Watched Joe Millionaire...impressed myself with my ability to totally call the surprise ending where they gave 'em a million bucks.
AIM Snippet of the Moment
kirk: Ah, such a fun terrible weather game, watch the poor sap "on the spot" tv reporter out in the middle of it
ranjit: what's that word, shadenfreude? This is like freezenfreude
(The other great Freezenfreude: all the SUVs in snowbanks on the side of the highway. Represented way out of proportion to their percentage of the driving population.)
Current Events of the Moment
Via Bill the Splut, The 50 Most Ridiculous Things About the Upcoming War in Iraq.
Link of the Moment
Inner-Childish (in a good way) fun with science. Fun and sort of educational! Some of them even deal with my newer thoughts on what consciousness is and isn't, search for "Burst of flavor", "Un SELF -ishness", "Make your 'self' vanish", and "THE NULL ZONE".
Funny of the Moment
"You know, everyone seems to think being on hold is a bad thing. Let's re-examine this, shall we? Don't look at it as being on hold. Look at it as being held! Because we all like to be held -- don't we?"
--from a transcription of the JetBlue "On Hold" message, by Clive Thomson
This Wired.com piece on Why surfing is like smelling, that we forage for information like other animals forage for food, caught my imagination back in August. (via camworld)
Interesting to compare its main point to this quote from the KHftCEA, "When I'm clicking through the hundreds of E-mail messages that await me each morning, sometimes I imagine I'm a mighty information whale, sifting through thousands of tiny (but nutritious!) krill bits. Yum!"
Idea of the Moment
This Slate.com piece had high praise for Fred Bernstein's idea for a WTC monument; two horizontal bridges, representing (depending on your viewpoint) the towers' reflection, shadow, or the fallen towers themselves. (I think the last interpretation is a little cartoonish.) One would point to Ellis Island, the other to the Statue of Liberty. Actually, I think I liked the idea of making standing "Towers of Light" idea a bit better.
Played Nintendo with my cousins Ivan and Kayla yesterday. It's funny to think that someday I'll be an old guy, and still playing videogames. Then again, my mom was a pretty decent player at Atari when I was growing up... I could beat her at games in general, but the games she really got into, she was untouchable-- 2600 Ms. Pac Man, Burger Time, Pengo, Missile Command....
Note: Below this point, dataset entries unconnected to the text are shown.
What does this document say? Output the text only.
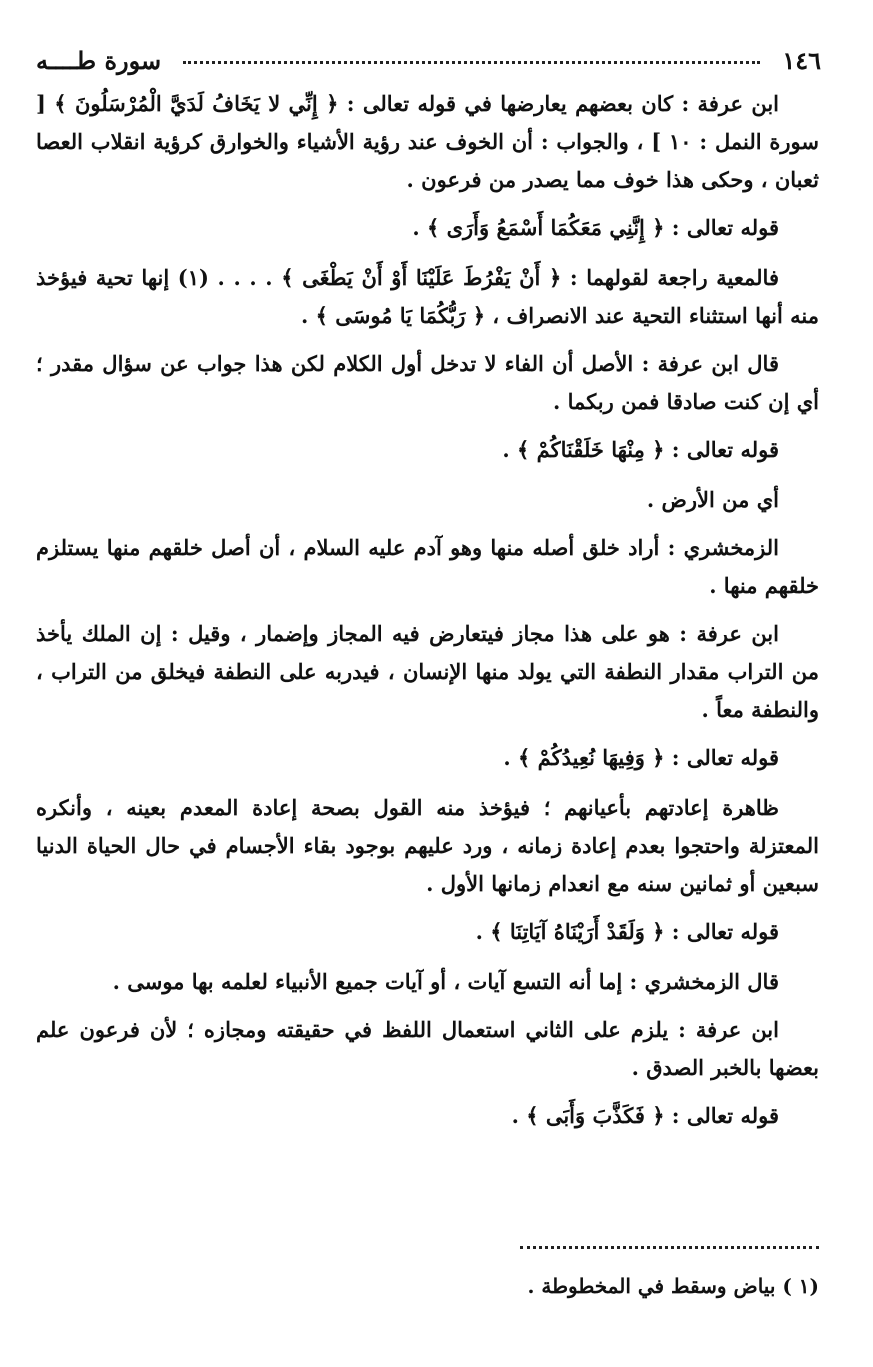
١٤٦
سورة طــــه

ابن عرفة : كان بعضهم يعارضها في قوله تعالى : ﴿ إِنِّي لا يَخَافُ لَدَيَّ الْمُرْسَلُونَ ﴾ [ سورة النمل : ١٠ ] ، والجواب : أن الخوف عند رؤية الأشياء والخوارق كرؤية انقلاب العصا ثعبان ، وحكى هذا خوف مما يصدر من فرعون .

قوله تعالى : ﴿ إِنَّنِي مَعَكُمَا أَسْمَعُ وَأَرَى ﴾ .

فالمعية راجعة لقولهما : ﴿ أَنْ يَفْرُطَ عَلَيْنَا أَوْ أَنْ يَطْغَى ﴾ . . . . (١) إنها تحية فيؤخذ منه أنها استثناء التحية عند الانصراف ، ﴿ رَبُّكُمَا يَا مُوسَى ﴾ .

قال ابن عرفة : الأصل أن الفاء لا تدخل أول الكلام لكن هذا جواب عن سؤال مقدر ؛ أي إن كنت صادقا فمن ربكما .

قوله تعالى : ﴿ مِنْهَا خَلَقْنَاكُمْ ﴾ .

أي من الأرض .

الزمخشري : أراد خلق أصله منها وهو آدم عليه السلام ، أن أصل خلقهم منها يستلزم خلقهم منها .

ابن عرفة : هو على هذا مجاز فيتعارض فيه المجاز وإضمار ، وقيل : إن الملك يأخذ من التراب مقدار النطفة التي يولد منها الإنسان ، فيدربه على النطفة فيخلق من التراب ، والنطفة معاً .

قوله تعالى : ﴿ وَفِيهَا نُعِيدُكُمْ ﴾ .

ظاهرة إعادتهم بأعيانهم ؛ فيؤخذ منه القول بصحة إعادة المعدم بعينه ، وأنكره المعتزلة واحتجوا بعدم إعادة زمانه ، ورد عليهم بوجود بقاء الأجسام في حال الحياة الدنيا سبعين أو ثمانين سنه مع انعدام زمانها الأول .

قوله تعالى : ﴿ وَلَقَدْ أَرَيْنَاهُ آيَاتِنَا ﴾ .

قال الزمخشري : إما أنه التسع آيات ، أو آيات جميع الأنبياء لعلمه بها موسى .

ابن عرفة : يلزم على الثاني استعمال اللفظ في حقيقته ومجازه ؛ لأن فرعون علم بعضها بالخبر الصدق .

قوله تعالى : ﴿ فَكَذَّبَ وَأَبَى ﴾ .

(١ ) بياض وسقط في المخطوطة .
Speaking of Missile Command, we decided to bomb Iraq. Kind of scary on the face of it, especially with the whole Israeli/Arab thing being at a low point anyway, though I'm not sure if it's worse that Clinton's missile-ing an aspirin factory when the whole Monica thing was getting underway.
More Republican Madness
On Reagan's birthday, the anti-tax firebrand Grover Norquist was busy promoting his latest Reagan-related project. (His last one was the successful effort to rename Washington National Airport Ronald Reagan National Airport. It used to be unusual, except in places like Stalingrad and Ciudad Trujillo, for important localities to be named after living politicians.) Norquist wants to replace the portrait of Alexander Hamilton on the ten-dollar bill with a portrait of Ronald Reagan. "Hamilton was a great American," Norquist jauntily told the Times. "But it's time to move on."